I’m a 19th-century Russian soldier: an infantryman in the Ismailovsky Regiment, to be exact. It’s a storied regiment: Catherine the Great visited the regiment. In the 20th century, we protected the Tsar from the Bolsheviks (not that well, clearly). But how did a Polish boy who grew up in Newark and lives in the Bronx find himself recruited into the Napoleonic Wars fighting on the Russian side?
The Metropolitan Opera’s production of Prokofiev’s adaptation of Tolstoy’s War and Peace, of course.
The Met advertised that they were “looking for a few good men” to march around behind the singers. I am a “supernumerary,” or, in more pedestrian terms, an extra, chosen in the second open audition. I am proud of the crisp military bearing that won me my role, because I’m a 40-year-old English teacher who’s not noted for his military bearing. I get to wear a dashing uniform.
At the first rehearsal, a Russian soldier named Sasha put us through our paces. He’s a very good teacher: crisp, authoritative, funny. However, an older Russian, who’s standing in for the book’s General Kutuzov, and who helped direct the St. Petersburg production, can be mean. I have often been the object of his whip-cracking. I don’t deserve the abuse. I suspect he doesn’t like Poles, or Ukrainians (I don’t know which exactly I am: it’s a long story). Maybe he even senses and despises my ethnic confusion.
Unlike some of my comrades, I have really been trying to be a good soldier. Here’s how I’ve prepared. I have:
1. Read all of War and Peace (1,400 pages).
2. Seen the eight-hour 1968 Sergei Bondarchuk film of the book at the Film Forum.
3. Listened to the opera on CD and watched the Kirov Opera’s production on DVD.
4. Subjected myself to the Audrey Hepburn version of the film (perhaps her only filmic misstep).
5. Read Isaiah Berlin’s book Russian Thinkers and Alexander Herzen’s My Past and Thoughts, to capture the intellectual zeitgeist of the 19th century.
6. Rewatched (for the 12th time) Woody Allen’s spoof of Tolstoy, Love and Death.
Sadly, these efforts have not yielded the promotion I was hoping for. In fact, I feel like I’m on the verge of being demoted to the ranks of the hairy and untrained Cossacks. I should have been practicing my marching. The marching, clearly, is the hard part. And Woody Allen’s bumbling influence on my style is unmistakable. In the last rehearsal, at the command to “about-face” (kroo gom!), I marched forward, kicking proudly to the sky. At the command to halt, I kicked the Cossack in front of me. I’m good at “Attention!” (smer no!), because when a mean Russian is screaming at me I tend to stiffen up naturally. Unfortunately, I do the same when he yells, “Bez perevoda!” (at ease).

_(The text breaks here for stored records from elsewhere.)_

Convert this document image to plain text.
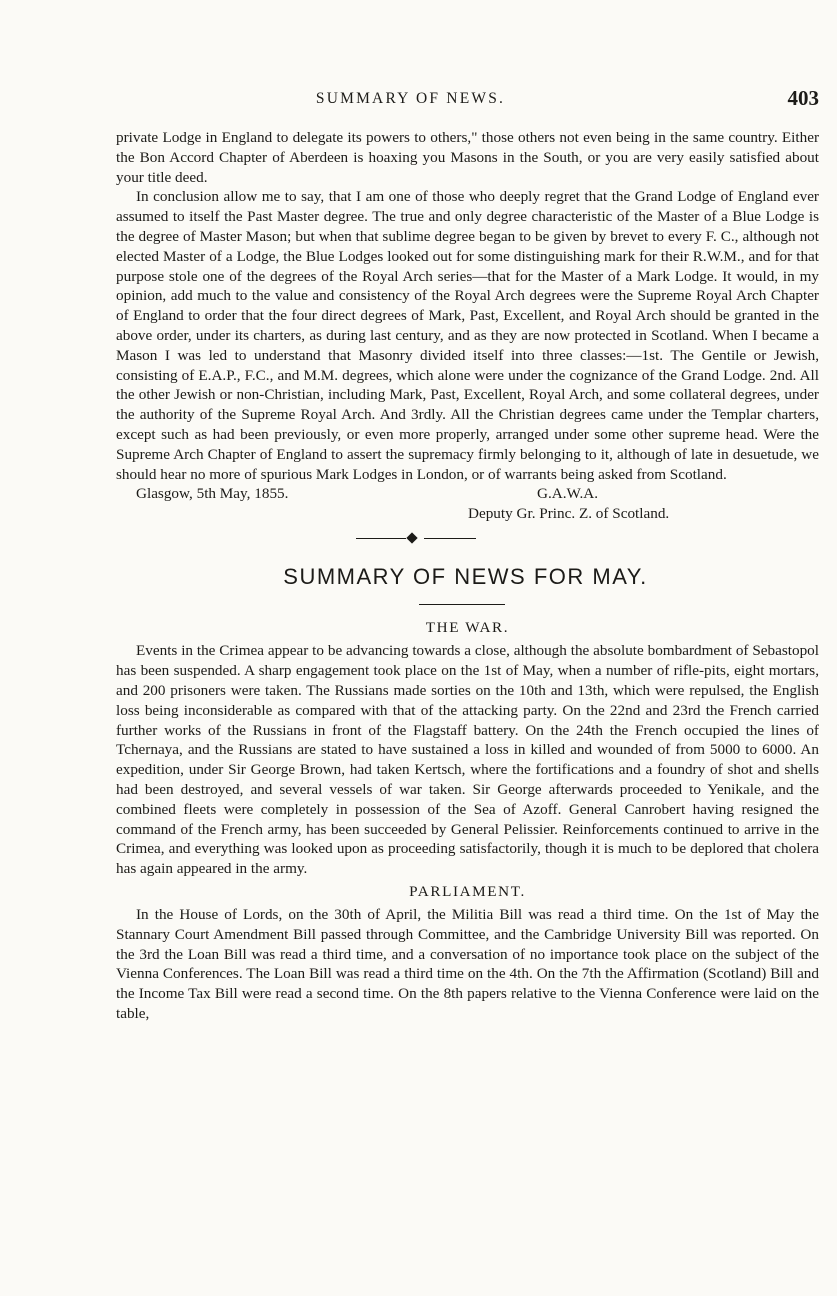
SUMMARY OF NEWS.	403

private Lodge in England to delegate its powers to others," those others not even being in the same country. Either the Bon Accord Chapter of Aberdeen is hoaxing you Masons in the South, or you are very easily satisfied about your title deed.

In conclusion allow me to say, that I am one of those who deeply regret that the Grand Lodge of England ever assumed to itself the Past Master degree. The true and only degree characteristic of the Master of a Blue Lodge is the degree of Master Mason; but when that sublime degree began to be given by brevet to every F. C., although not elected Master of a Lodge, the Blue Lodges looked out for some distinguishing mark for their R.W.M., and for that purpose stole one of the degrees of the Royal Arch series—that for the Master of a Mark Lodge. It would, in my opinion, add much to the value and consistency of the Royal Arch degrees were the Supreme Royal Arch Chapter of England to order that the four direct degrees of Mark, Past, Excellent, and Royal Arch should be granted in the above order, under its charters, as during last century, and as they are now protected in Scotland. When I became a Mason I was led to understand that Masonry divided itself into three classes:—1st. The Gentile or Jewish, consisting of E.A.P., F.C., and M.M. degrees, which alone were under the cognizance of the Grand Lodge. 2nd. All the other Jewish or non-Christian, including Mark, Past, Excellent, Royal Arch, and some collateral degrees, under the authority of the Supreme Royal Arch. And 3rdly. All the Christian degrees came under the Templar charters, except such as had been previously, or even more properly, arranged under some other supreme head. Were the Supreme Arch Chapter of England to assert the supremacy firmly belonging to it, although of late in desuetude, we should hear no more of spurious Mark Lodges in London, or of warrants being asked from Scotland.

Glasgow, 5th May, 1855.	G.A.W.A.
Deputy Gr. Princ. Z. of Scotland.
SUMMARY OF NEWS FOR MAY.
THE WAR.

Events in the Crimea appear to be advancing towards a close, although the absolute bombardment of Sebastopol has been suspended. A sharp engagement took place on the 1st of May, when a number of rifle-pits, eight mortars, and 200 prisoners were taken. The Russians made sorties on the 10th and 13th, which were repulsed, the English loss being inconsiderable as compared with that of the attacking party. On the 22nd and 23rd the French carried further works of the Russians in front of the Flagstaff battery. On the 24th the French occupied the lines of Tchernaya, and the Russians are stated to have sustained a loss in killed and wounded of from 5000 to 6000. An expedition, under Sir George Brown, had taken Kertsch, where the fortifications and a foundry of shot and shells had been destroyed, and several vessels of war taken. Sir George afterwards proceeded to Yenikale, and the combined fleets were completely in possession of the Sea of Azoff. General Canrobert having resigned the command of the French army, has been succeeded by General Pelissier. Reinforcements continued to arrive in the Crimea, and everything was looked upon as proceeding satisfactorily, though it is much to be deplored that cholera has again appeared in the army.

PARLIAMENT.

In the House of Lords, on the 30th of April, the Militia Bill was read a third time. On the 1st of May the Stannary Court Amendment Bill passed through Committee, and the Cambridge University Bill was reported. On the 3rd the Loan Bill was read a third time, and a conversation of no importance took place on the subject of the Vienna Conferences. The Loan Bill was read a third time on the 4th. On the 7th the Affirmation (Scotland) Bill and the Income Tax Bill were read a second time. On the 8th papers relative to the Vienna Conference were laid on the table,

It turned out that the Russian general screaming in my face was not interested in my opinion of Pierre’s love for Natalia, or Prince Andrei’s vision of God, or Tolstoy’s use of the omniscient point of view. He just wanted me to kick my leg up in time with the other 30 men in my regiment. Though it should have levered stiffly upward like a tollgate, my leg tentatively kicked at the knee like a Rockette’s. When 30 left legs were coming crisply to the ground, my right leg was rising shyly up into the air. He wanted my back straight and my chest out and my head to snap to the left. He wanted me to do this in a split second at his Russian commands. His Russian commands can be one second long or can go on for 10 seconds. But, at the end of them, something is supposed to snap toward something.
I’ve got to shape up. We’ve only got four more rehearsals before our first performance, on December 13. Luckily, my wife was once a cheerleader. She knows how to kick in time. And so we are drilling on our living-room carpet: “Left, two, three, four. Left …”
At the second rehearsal, my marching was crisper, thanks to my wife. I also had a ballet dancer next to me whose crisp kicks were a real boon. I could try to imitate them. Also, the Russian general apparently left out an all-important “and” in the kick command, which is why my kick was hopelessly out of time.
My wife consoles me by saying I was probably transferred to the elite (and effete) Ismailovsky Regiment because of my tiny stature and delicate features, not my inept marching. In the novel, all the effete princely characters are in the Ismailovsky. I want to ask General Kutuzov about it, but my wife advises me not to, lest I be busted down to "chasseur"—whatever that is. I don’t like the sound of it.